Le Canada retire son personnel non essentiel de son ambassade en Ukraine

La ministre des Affaires étrangères, Mélanie Joly
Photo: Johanna Geron Agence France-Presse La ministre des Affaires étrangères, Mélanie Joly

Affaires mondiales Canada a annoncé dimanche le retrait temporaire du personnel non essentiel de l’ambassade canadienne en Ukraine en raison des tensions vives dans cette région à la suite du renforcement militaire russe qui fait craindre une invasion.

Selon un communiqué, le gouvernement continue de surveiller la situation de près. Sa « priorité absolue » demeure la sécurité des Canadiens. L’ambassade leur est toujours ouverte.

Le premier ministre fédéral Justin Trudeau avait annoncé la semaine dernière un nouvel appui à l’Ukraine. La mission d’entraînement de l’armée ukrainienne est prolongée, et même étendue. Le Canada enverra aussi de l’équipement militaire non létal, comme des gilets pare-balles.

M. Trudeau a rappelé que les militaires canadiens présents en Ukraine n’étaient pas là pour combattre une éventuelle invasion russe. L’objectif est d’aider les Ukrainiens à se défendre eux-mêmes contre une agression.

Environ 100 000 militaires ont été déployés par la Russie près de la frontière, ce qui fait craindre une invasion. Le gouvernement a nié avoir cette intention.

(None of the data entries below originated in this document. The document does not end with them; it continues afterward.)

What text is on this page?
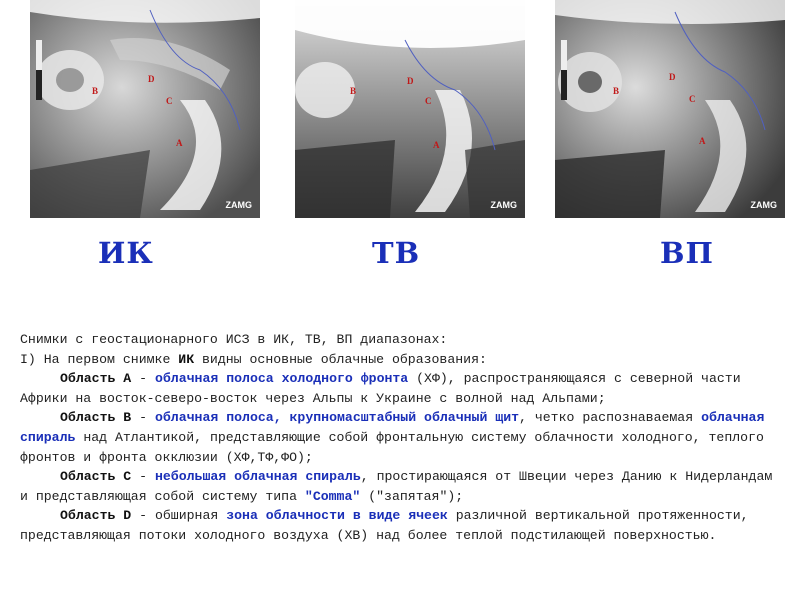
B
D
C
A
ZAMG
B
D
C
A
ZAMG
B
D
C
A
ZAMG
ИК	ТВ	ВП

Снимки с геостационарного ИСЗ в ИК, ТВ, ВП диапазонах:

I) На первом снимке ИК видны основные облачные образования:

Область A - облачная полоса холодного фронта (ХФ), распространяющаяся с северной части Африки на восток-северо-восток через Альпы к Украине с волной над Альпами;

Область B - облачная полоса, крупномасштабный облачный щит, четко распознаваемая облачная спираль над Атлантикой, представляющие собой фронтальную систему облачности холодного, теплого фронтов и фронта окклюзии (ХФ,ТФ,ФО);

Область C - небольшая облачная спираль, простирающаяся от Швеции через Данию к Нидерландам и представляющая собой систему типа "Comma" ("запятая");

Область D - обширная зона облачности в виде ячеек различной вертикальной протяженности, представляющая потоки холодного воздуха (ХВ) над более теплой подстилающей поверхностью.
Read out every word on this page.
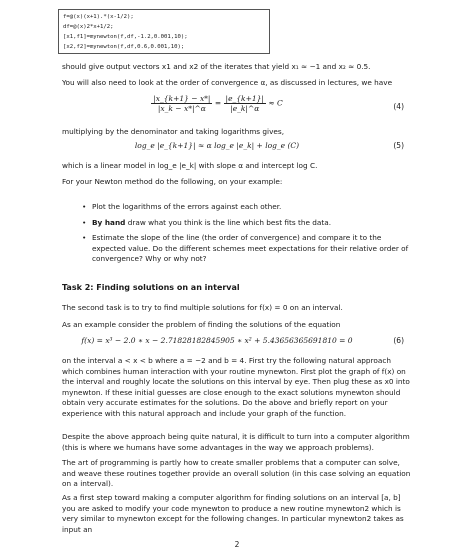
f=@(x)(x+1).*(x-1/2);
df=@(x)2*x+1/2;
[x1,f1]=mynewton(f,df,-1.2,0.001,10);
[x2,f2]=mynewton(f,df,0.6,0.001,10);
should give output vectors x1 and x2 of the iterates that yield x₁ ≈ −1 and x₂ ≈ 0.5.
You will also need to look at the order of convergence α, as discussed in lectures, we have
$\frac{|x\_\{k+1\} - x*|}{|x\_k - x*|\^{}\alpha} = \frac{|e\_\{k+1\}|}{|e\_k|\^{}\alpha} \approx C$	(4)
multiplying by the denominator and taking logarithms gives,
log_e |e_{k+1}| ≈ α log_e |e_k| + log_e (C)	(5)
which is a linear model in log_e |e_k| with slope α and intercept log C.
For your Newton method do the following, on your example:
• Plot the logarithms of the errors against each other.
• By hand draw what you think is the line which best fits the data.
• Estimate the slope of the line (the order of convergence) and compare it to the expected value. Do the different schemes meet expectations for their relative order of convergence? Why or why not?
Task 2: Finding solutions on an interval
The second task is to try to find multiple solutions for f(x) = 0 on an interval.
As an example consider the problem of finding the solutions of the equation
f(x) = x³ − 2.0 ∗ x − 2.71828182845905 ∗ x² + 5.43656365691810 = 0	(6)
on the interval a < x < b where a = −2 and b = 4. First try the following natural approach which combines human interaction with your routine mynewton. First plot the graph of f(x) on the interval and roughly locate the solutions on this interval by eye. Then plug these as x0 into mynewton. If these initial guesses are close enough to the exact solutions mynewton should obtain very accurate estimates for the solutions. Do the above and briefly report on your experience with this natural approach and include your graph of the function.
Despite the above approach being quite natural, it is difficult to turn into a computer algorithm (this is where we humans have some advantages in the way we approach problems).
The art of programming is partly how to create smaller problems that a computer can solve, and weave these routines together provide an overall solution (in this case solving an equation on a interval).
As a first step toward making a computer algorithm for finding solutions on an interval [a, b] you are asked to modify your code mynewton to produce a new routine mynewton2 which is very similar to mynewton except for the following changes. In particular mynewton2 takes as input an
2
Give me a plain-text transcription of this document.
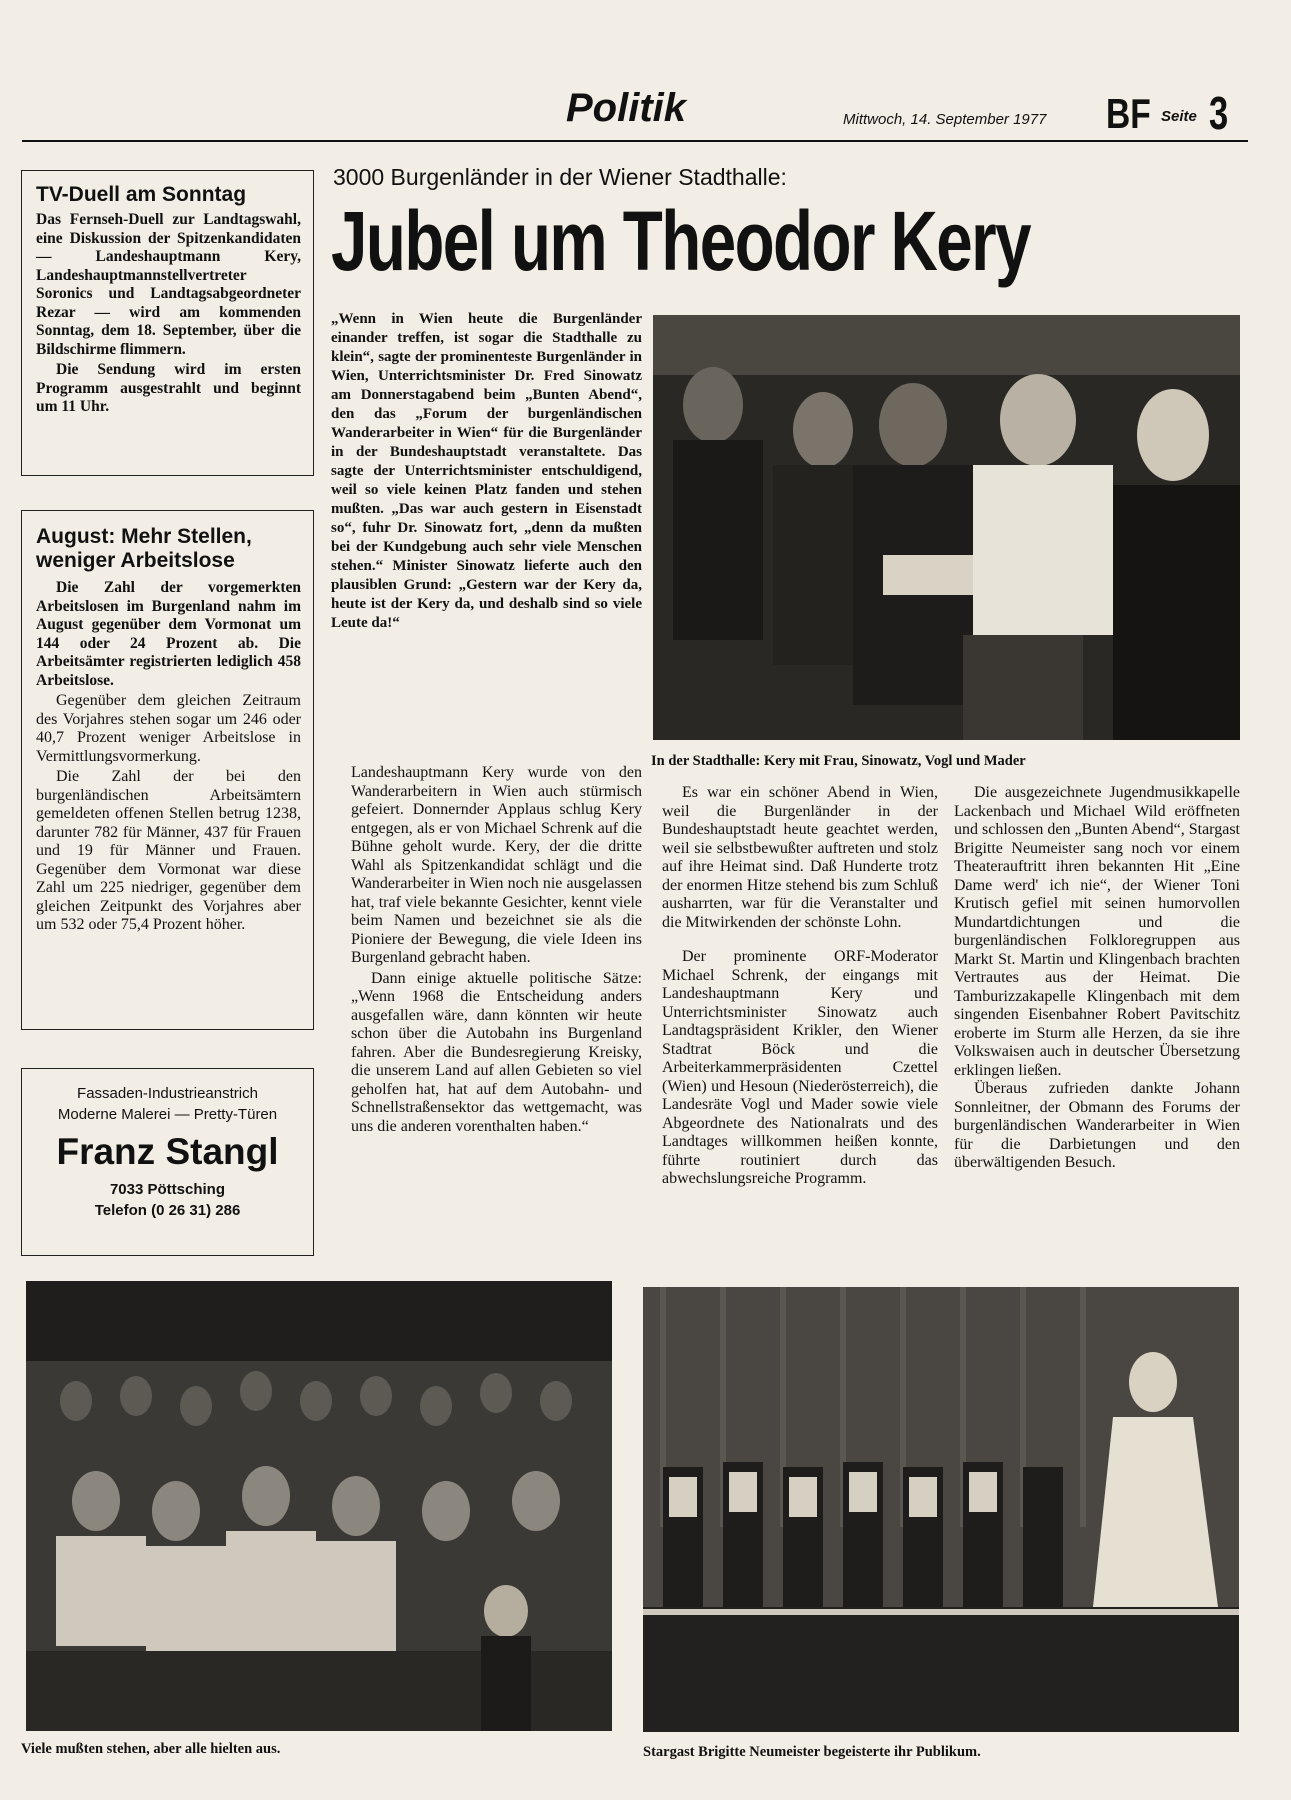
Politik	Mittwoch, 14. September 1977 BF Seite 3
TV-Duell am Sonntag

Das Fernseh-Duell zur Landtagswahl, eine Diskussion der Spitzenkandidaten — Landeshauptmann Kery, Landeshauptmannstellvertreter Soronics und Landtagsabgeordneter Rezar — wird am kommenden Sonntag, dem 18. September, über die Bildschirme flimmern.

Die Sendung wird im ersten Programm ausgestrahlt und beginnt um 11 Uhr.

August: Mehr Stellen, weniger Arbeitslose

Die Zahl der vorgemerkten Arbeitslosen im Burgenland nahm im August gegenüber dem Vormonat um 144 oder 24 Prozent ab. Die Arbeitsämter registrierten lediglich 458 Arbeitslose.

Gegenüber dem gleichen Zeitraum des Vorjahres stehen sogar um 246 oder 40,7 Prozent weniger Arbeitslose in Vermittlungsvormerkung.

Die Zahl der bei den burgenländischen Arbeitsämtern gemeldeten offenen Stellen betrug 1238, darunter 782 für Männer, 437 für Frauen und 19 für Männer und Frauen. Gegenüber dem Vormonat war diese Zahl um 225 niedriger, gegenüber dem gleichen Zeitpunkt des Vorjahres aber um 532 oder 75,4 Prozent höher.

Fassaden-Industrieanstrich
Moderne Malerei — Pretty-Türen
Franz Stangl
7033 Pöttsching
Telefon (0 26 31) 286
3000 Burgenländer in der Wiener Stadthalle:
Jubel um Theodor Kery

„Wenn in Wien heute die Burgenländer einander treffen, ist sogar die Stadthalle zu klein“, sagte der prominenteste Burgenländer in Wien, Unterrichtsminister Dr. Fred Sinowatz am Donnerstagabend beim „Bunten Abend“, den das „Forum der burgenländischen Wanderarbeiter in Wien“ für die Burgenländer in der Bundeshauptstadt veranstaltete. Das sagte der Unterrichtsminister entschuldigend, weil so viele keinen Platz fanden und stehen mußten. „Das war auch gestern in Eisenstadt so“, fuhr Dr. Sinowatz fort, „denn da mußten bei der Kundgebung auch sehr viele Menschen stehen.“ Minister Sinowatz lieferte auch den plausiblen Grund: „Gestern war der Kery da, heute ist der Kery da, und deshalb sind so viele Leute da!“

In der Stadthalle: Kery mit Frau, Sinowatz, Vogl und Mader

Landeshauptmann Kery wurde von den Wanderarbeitern in Wien auch stürmisch gefeiert. Donnernder Applaus schlug Kery entgegen, als er von Michael Schrenk auf die Bühne geholt wurde. Kery, der die dritte Wahl als Spitzenkandidat schlägt und die Wanderarbeiter in Wien noch nie ausgelassen hat, traf viele bekannte Gesichter, kennt viele beim Namen und bezeichnet sie als die Pioniere der Bewegung, die viele Ideen ins Burgenland gebracht haben.

Dann einige aktuelle politische Sätze: „Wenn 1968 die Entscheidung anders ausgefallen wäre, dann könnten wir heute schon über die Autobahn ins Burgenland fahren. Aber die Bundesregierung Kreisky, die unserem Land auf allen Gebieten so viel geholfen hat, hat auf dem Autobahn- und Schnellstraßensektor das wettgemacht, was uns die anderen vorenthalten haben.“

Es war ein schöner Abend in Wien, weil die Burgenländer in der Bundeshauptstadt heute geachtet werden, weil sie selbstbewußter auftreten und stolz auf ihre Heimat sind. Daß Hunderte trotz der enormen Hitze stehend bis zum Schluß ausharrten, war für die Veranstalter und die Mitwirkenden der schönste Lohn.

Der prominente ORF-Moderator Michael Schrenk, der eingangs mit Landeshauptmann Kery und Unterrichtsminister Sinowatz auch Landtagspräsident Krikler, den Wiener Stadtrat Böck und die Arbeiterkammerpräsidenten Czettel (Wien) und Hesoun (Niederösterreich), die Landesräte Vogl und Mader sowie viele Abgeordnete des Nationalrats und des Landtages willkommen heißen konnte, führte routiniert durch das abwechslungsreiche Programm.

Die ausgezeichnete Jugendmusikkapelle Lackenbach und Michael Wild eröffneten und schlossen den „Bunten Abend“, Stargast Brigitte Neumeister sang noch vor einem Theaterauftritt ihren bekannten Hit „Eine Dame werd' ich nie“, der Wiener Toni Krutisch gefiel mit seinen humorvollen Mundartdichtungen und die burgenländischen Folkloregruppen aus Markt St. Martin und Klingenbach brachten Vertrautes aus der Heimat. Die Tamburizzakapelle Klingenbach mit dem singenden Eisenbahner Robert Pavitschitz eroberte im Sturm alle Herzen, da sie ihre Volkswaisen auch in deutscher Übersetzung erklingen ließen.

Überaus zufrieden dankte Johann Sonnleitner, der Obmann des Forums der burgenländischen Wanderarbeiter in Wien für die Darbietungen und den überwältigenden Besuch.

Viele mußten stehen, aber alle hielten aus.	Stargast Brigitte Neumeister begeisterte ihr Publikum.
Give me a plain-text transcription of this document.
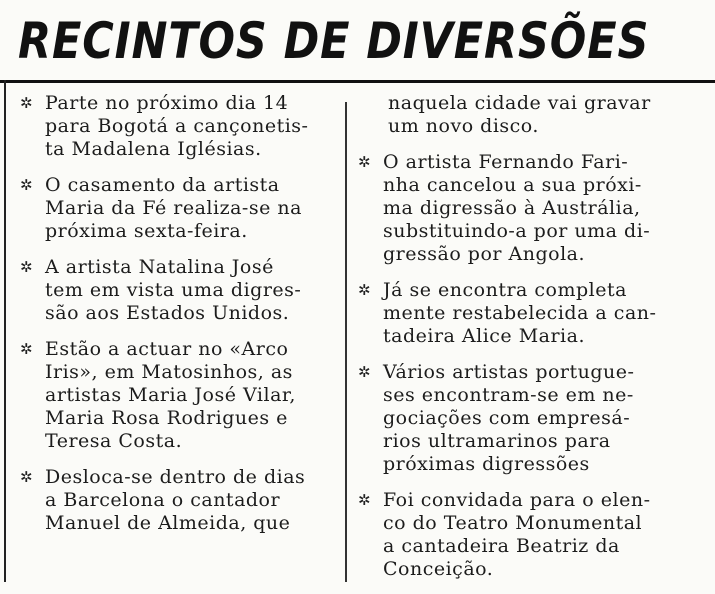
RECINTOS DE DIVERSÕES
✲ Parte no próximo dia 14
para Bogotá a cançonetis-
ta Madalena Iglésias.
✲ O casamento da artista
Maria da Fé realiza-se na
próxima sexta-feira.
✲ A artista Natalina José
tem em vista uma digres-
são aos Estados Unidos.
✲ Estão a actuar no «Arco
Iris», em Matosinhos, as
artistas Maria José Vilar,
Maria Rosa Rodrigues e
Teresa Costa.
✲ Desloca-se dentro de dias
a Barcelona o cantador
Manuel de Almeida, que
naquela cidade vai gravar
um novo disco.
✲ O artista Fernando Fari-
nha cancelou a sua próxi-
ma digressão à Austrália,
substituindo-a por uma di-
gressão por Angola.
✲ Já se encontra completa
mente restabelecida a can-
tadeira Alice Maria.
✲ Vários artistas portugue-
ses encontram-se em ne-
gociações com empresá-
rios ultramarinos para
próximas digressões
✲ Foi convidada para o elen-
co do Teatro Monumental
a cantadeira Beatriz da
Conceição.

Le communiqué indique que le Canada renforcera son équipe de l’ambassade à Kiev en y envoyant des fonctionnaires possédant une expertise dans des domaines tels que la réforme du secteur de la sécurité, la gestion des conflits, la réforme démocratique, les services consulaires et la diplomatie.

« Ensemble, ils augmenteront notre capacité diplomatique et nous permettront de continuer à évaluer la situation et à réagir à son évolution en soutenant l’Ukraine », peut-on lire dans le communiqué.

La Russie demande que l’Ukraine ne soit pas admise au sein de l’OTAN, la coalition militaire et politique regroupant le Canada, les États-Unis et 28 pays européens. Le Kremlin exige aussi que l’OTAN retire toutes ses forces des territoires appartenant autrefois à l’ex-Union soviétique, comme la Lettonie, la Lituanie ou l’Estonie.

Le rejet par l’OTAN de ces revendications a alimenté les craintes d’une nouvelle guerre en Europe.

M. Trudeau a annoncé la semaine dernière un engagement de 340 millions de dollars pour prolonger de trois ans la mission de formation, connue sous le nom d’Opération UNIFIER.

Il a mentionné qu’il avait également autorisé les Forces armées canadiennes à déployer 60 membres du personnel supplémentaires pour rejoindre les 200 soldats déjà sur le terrain, avec une possibilité d’augmenter ce nombre jusqu’à 400.

340 millions
C’est la somme qu’a promise la semaine dernière Justin Trudeau pour prolonger de trois ans la mission de formation, connue sous le nom d’Opération UNIFIER, en Ukraine.

Le premier ministre Trudeau a également promis mercredi 50 millions de dollars en aide au développement et en aide humanitaire à l’Ukraine, en plus du prêt de 120 millions offert la semaine dernière pour aider à stabiliser l’économie ukrainienne.

Les membres de l’OTAN discutent de la possibilité d’accroître leur force en Europe de l’est afin de dissuader les Russes d’envahir l’Ukraine.